Bitcoin and Altcoin Market Analysis
From a trading perspective, the market is exhibiting fascinating dynamics. Bitcoin (BTC) is trading in a tight range, with the BTC/USDT pair hovering around $107,563. Over the past 24 hours, it has seen a modest gain of 0.18%, with a daily high of $108,746 and a low of $106,766. The low trading volume of just 5.43 BTC on this pair suggests a period of consolidation or trader indecision. While Bitcoin consolidates, Ethereum (ETH) has shown more decisive upward momentum. The ETH/USDT pair surged 2.92% to trade at $2,508, pushing towards its 24-hour high of $2,522. The ETH/BTC ratio also reflects this outperformance, climbing 3.18% to 0.02333. This strength in Ethereum, coupled with the launch of regulated ETH futures on Coinbase, could attract further capital flow into its ecosystem.
The most significant action, however, appears to be in the altcoin market.
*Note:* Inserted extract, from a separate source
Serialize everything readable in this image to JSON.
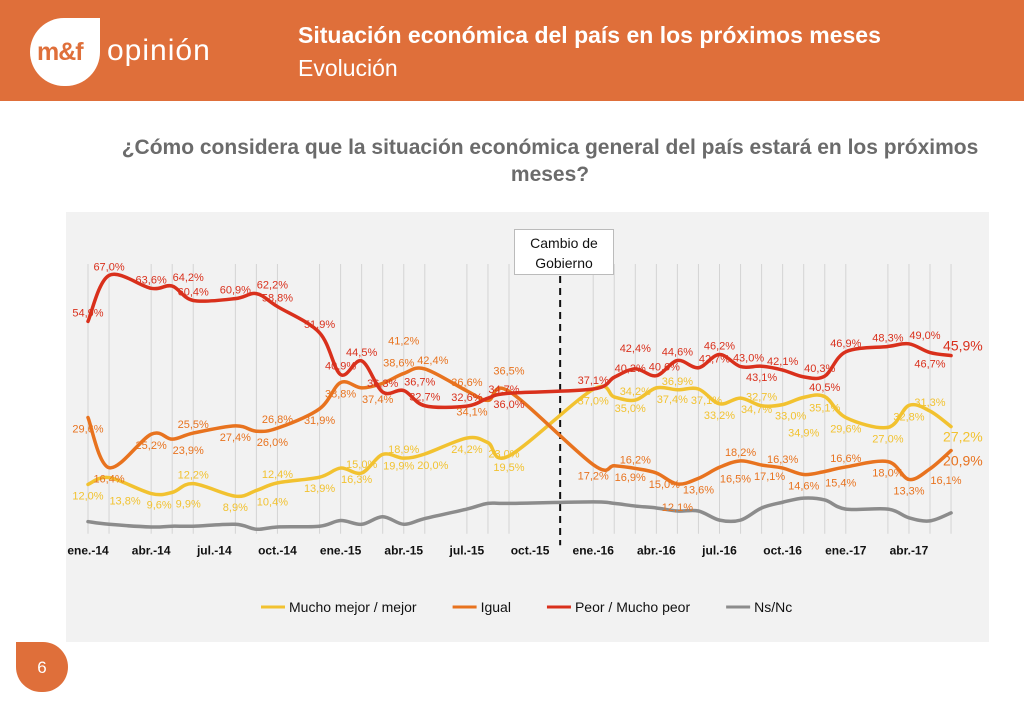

Several major altcoins are posting substantial gains against Bitcoin, indicating a potential rotation of capital. The AVAX/BTC pair has been a standout performer, rocketing up 6.73% to 0.00022670 on strong volume. Similarly, the SOL/BTC pair is up 4.15% to 0.00147100, breaking through recent resistance levels. Other notable movers include ADA/BTC, which gained 3.22%, and DOGE/BTC, which saw a surge in volume of over 137,000 BTC while climbing 1.83%. This widespread strength in altcoin-to-BTC pairs suggests that traders are becoming more risk-on, seeking higher returns in assets beyond Bitcoin. Traders should monitor these pairs closely, as continued strength could signal the beginning of a broader altcoin rally, especially if Bitcoin remains in a stable consolidation pattern.